4. Chargement des cartouches avec les composés souhaités

  1. Diluer les composés souhaités dans de l’ACSF modifié (37 °C) jusqu’à la concentration finale sur le stock de 10x, 11x, 12x et 13x de la concentration de travail pour les ports A à D, respectivement, et ajuster à pH 7,4. Le test administrera les composés dans l’ordre du port A au port D. Pour cette expérience, les solutions suivantes ont été utilisées, avec leur concentration de travail respective mentionnée avant elles: 10 mM de pyruvate (port A), 20 μM d’oligomycine (port B), 10 μM ou d’autres concentrations de FCCP (port C) et 20 μM d’antimycine A (port D).
  2. Préchargez délicatement 75 μL des composés dilués dans les orifices d’injection appropriés de la cartouche du capteur. Placez les pointes à mi-chemin dans les orifices d’injection à un angle de 45° avec la pointe contre la paroi de l’orifice d’injection. Les embouts ne doivent pas être insérés complètement au bas des orifices d’injection, car cela pourrait provoquer une fuite de composé à travers le port.
  3. Retirez soigneusement les embouts des orifices pour éviter de créer des bulles d’air. Ne touchez aucune partie de la cartouche pour éviter d’atténuer les bulles d’air.
  4. Inspectez visuellement les orifices d’injection pour un chargement uniforme. Assurez-vous que tout le liquide est dans le port et qu’aucune goutte résiduelle n’est présente sur le dessus de la cartouche.
  5. Placez la cartouche du capteur sur la plaque utilitaire et mettez-la dans un incubateur (sans CO2) pendant 30 min pour lui permettre de chauffer à nouveau jusqu’à 37 °C. Manipulez soigneusement en ne tenant que la plaque utilitaire. Déplacez-vous le moins possible.

5. Étalonnage et exécution du test

  1. Chargez le modèle de test dans le logiciel.

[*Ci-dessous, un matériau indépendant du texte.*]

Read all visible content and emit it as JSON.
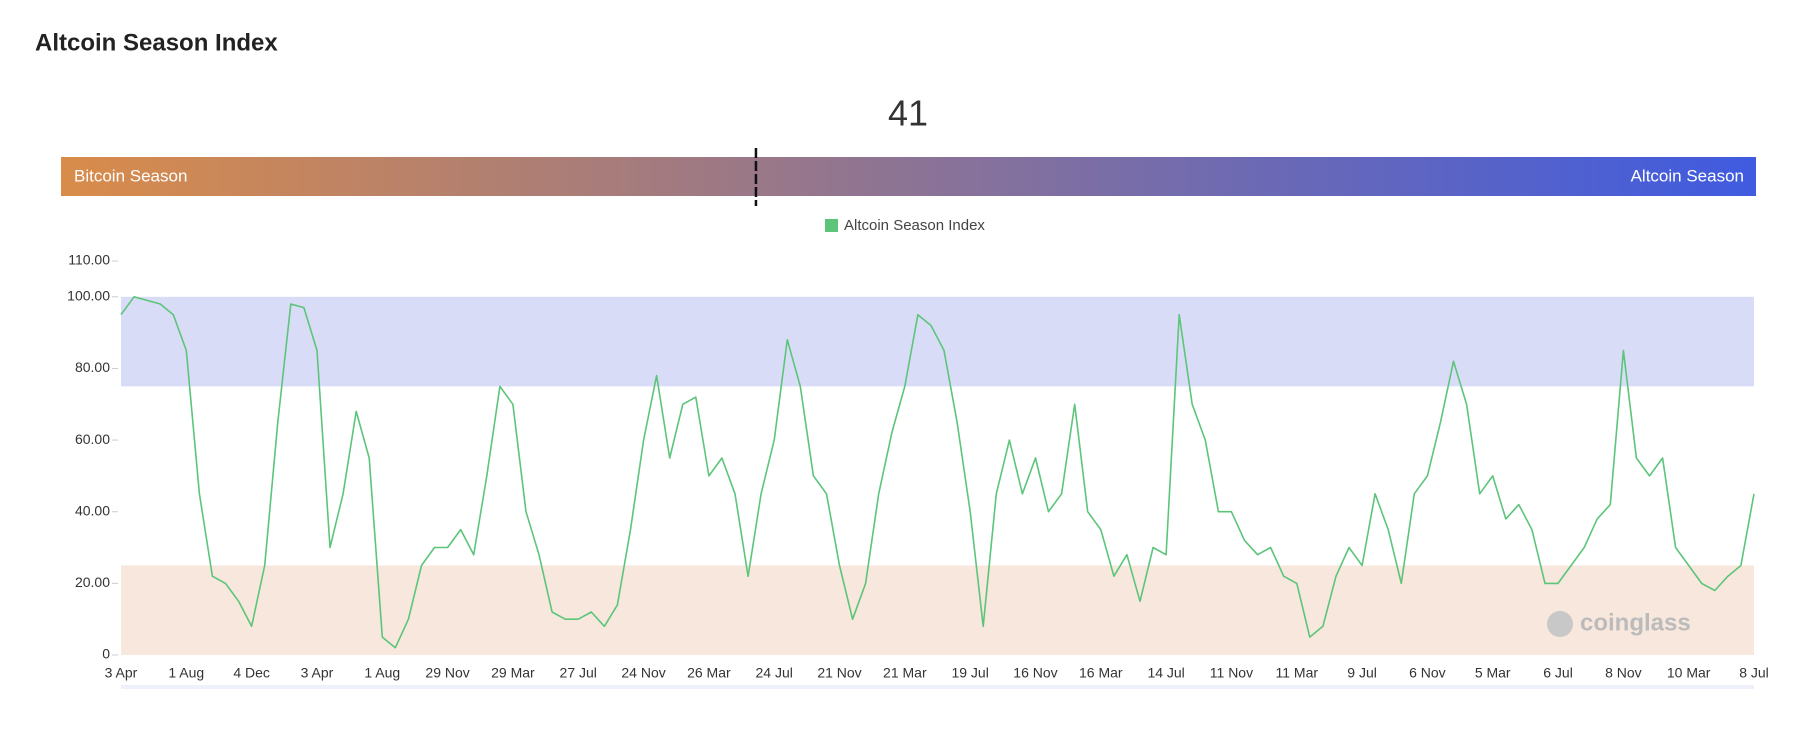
{
  "chart_data": {
    "type": "line",
    "title": "Altcoin Season Index",
    "gauge": {
      "value": 41,
      "left_label": "Bitcoin Season",
      "right_label": "Altcoin Season",
      "colors": [
        "#d98c4a",
        "#3f5be0"
      ]
    },
    "categories": [
      "3 Apr",
      null,
      null,
      null,
      null,
      "1 Aug",
      null,
      null,
      null,
      null,
      "4 Dec",
      null,
      null,
      null,
      null,
      "3 Apr",
      null,
      null,
      null,
      null,
      "1 Aug",
      null,
      null,
      null,
      null,
      "29 Nov",
      null,
      null,
      null,
      null,
      "29 Mar",
      null,
      null,
      null,
      null,
      "27 Jul",
      null,
      null,
      null,
      null,
      "24 Nov",
      null,
      null,
      null,
      null,
      "26 Mar",
      null,
      null,
      null,
      null,
      "24 Jul",
      null,
      null,
      null,
      null,
      "21 Nov",
      null,
      null,
      null,
      null,
      "21 Mar",
      null,
      null,
      null,
      null,
      "19 Jul",
      null,
      null,
      null,
      null,
      "16 Nov",
      null,
      null,
      null,
      null,
      "16 Mar",
      null,
      null,
      null,
      null,
      "14 Jul",
      null,
      null,
      null,
      null,
      "11 Nov",
      null,
      null,
      null,
      null,
      "11 Mar",
      null,
      null,
      null,
      null,
      "9 Jul",
      null,
      null,
      null,
      null,
      "6 Nov",
      null,
      null,
      null,
      null,
      "5 Mar",
      null,
      null,
      null,
      null,
      "6 Jul",
      null,
      null,
      null,
      null,
      "8 Nov",
      null,
      null,
      null,
      null,
      "10 Mar",
      null,
      null,
      null,
      null,
      "8 Jul"
    ],
    "series": [
      {
        "name": "Altcoin Season Index",
        "color": "#5cc57a",
        "values": [
          95,
          100,
          99,
          98,
          95,
          85,
          45,
          22,
          20,
          15,
          8,
          25,
          65,
          98,
          97,
          85,
          30,
          45,
          68,
          55,
          5,
          2,
          10,
          25,
          30,
          30,
          35,
          28,
          50,
          75,
          70,
          40,
          28,
          12,
          10,
          10,
          12,
          8,
          14,
          35,
          60,
          78,
          55,
          70,
          72,
          50,
          55,
          45,
          22,
          45,
          60,
          88,
          75,
          50,
          45,
          25,
          10,
          20,
          45,
          62,
          75,
          95,
          92,
          85,
          65,
          40,
          8,
          45,
          60,
          45,
          55,
          40,
          45,
          70,
          40,
          35,
          22,
          28,
          15,
          30,
          28,
          95,
          70,
          60,
          40,
          40,
          32,
          28,
          30,
          22,
          20,
          5,
          8,
          22,
          30,
          25,
          45,
          35,
          20,
          45,
          50,
          65,
          82,
          70,
          45,
          50,
          38,
          42,
          35,
          20,
          20,
          25,
          30,
          38,
          42,
          85,
          55,
          50,
          55,
          30,
          25,
          20,
          18,
          22,
          25,
          45
        ]
      }
    ],
    "bands": [
      {
        "from": 0,
        "to": 25,
        "color": "#f7e7dc"
      },
      {
        "from": 75,
        "to": 100,
        "color": "#d9dcf7"
      }
    ],
    "ylim": [
      0,
      110
    ],
    "yticks": [
      0,
      {
        "value": 20,
        "label": "20.00"
      },
      {
        "value": 40,
        "label": "40.00"
      },
      {
        "value": 60,
        "label": "60.00"
      },
      {
        "value": 80,
        "label": "80.00"
      },
      {
        "value": 100,
        "label": "100.00"
      },
      {
        "value": 110,
        "label": "110.00"
      }
    ],
    "watermark": "coinglass",
    "legend": "top"
  }
}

Appuyez sur le bouton vert START .
  2. Assurez-vous de charger le bon protocole. Le protocole contient une combinaison de séquences de mesure de 3 min, 3 min d’attente et 2 min (ces trois étapes forment une seule mesure). Modifiez la distance de la tête de sonde de 26 600 à 27 800 dans les paramètres matériels sous paramètres de l’instrument25. Il n’est pas nécessaire de changer la tête de sonde pour l’analyseur XFe24. Appuyez sur DÉMARRER.
  3. Chargez la cartouche du capteur sur la plaque utilitaire dans le plateau de l’instrument. L’encoche va à l’avant, dans le coin gauche. Assurez-vous que la plaque est bien assise et plate. Chargez la cartouche de capteur remplie de médicament dans l’analyseur pour l’étalonnage.
  4. Suivez les instructions à l’écran afin d’étalonner et d’équilibrer les capteurs. Cela prend environ 30 min.
  5. Une fois l’étape d’étalonnage terminée, retirez la plaque d’étalonnage et remplacez-la par la plaque d’îlots (contenant les tranches de maille et de tissu).
  6. Mesurez la consommation d’oxygène dans chaque puits de la plaque à l’aide des protocoles d’essai. Le protocole contient une combinaison de séquences de mélange de 3 minutes, d’attente de 3 minutes et de séquences de mesure de 2 minutes (ces trois étapes forment une mesure), moment auquel l’OCR est calculé.
  7. Pour l’ensemble de l’expérience, inclure des mesures OCR 4x pour créer une ligne de base, suivies de l’injection du port A (pyruvate) avec des mesures 4x, puis de l’injection du port B (oligomycine) avec des mesures 8x, puis de l’injection du port C (FCCP) avec des mesures 5x, et, enfin, de l’injection du port D (antimycine A) avec des mesures 6x.
    REMARQUE: Ce nombre de mesures après chaque injection de composé est déterminé en fonction du moment où la mesure atteint le plateau.
  8. Analysez les données de mesure OCR et les données d’efficacité de couplage.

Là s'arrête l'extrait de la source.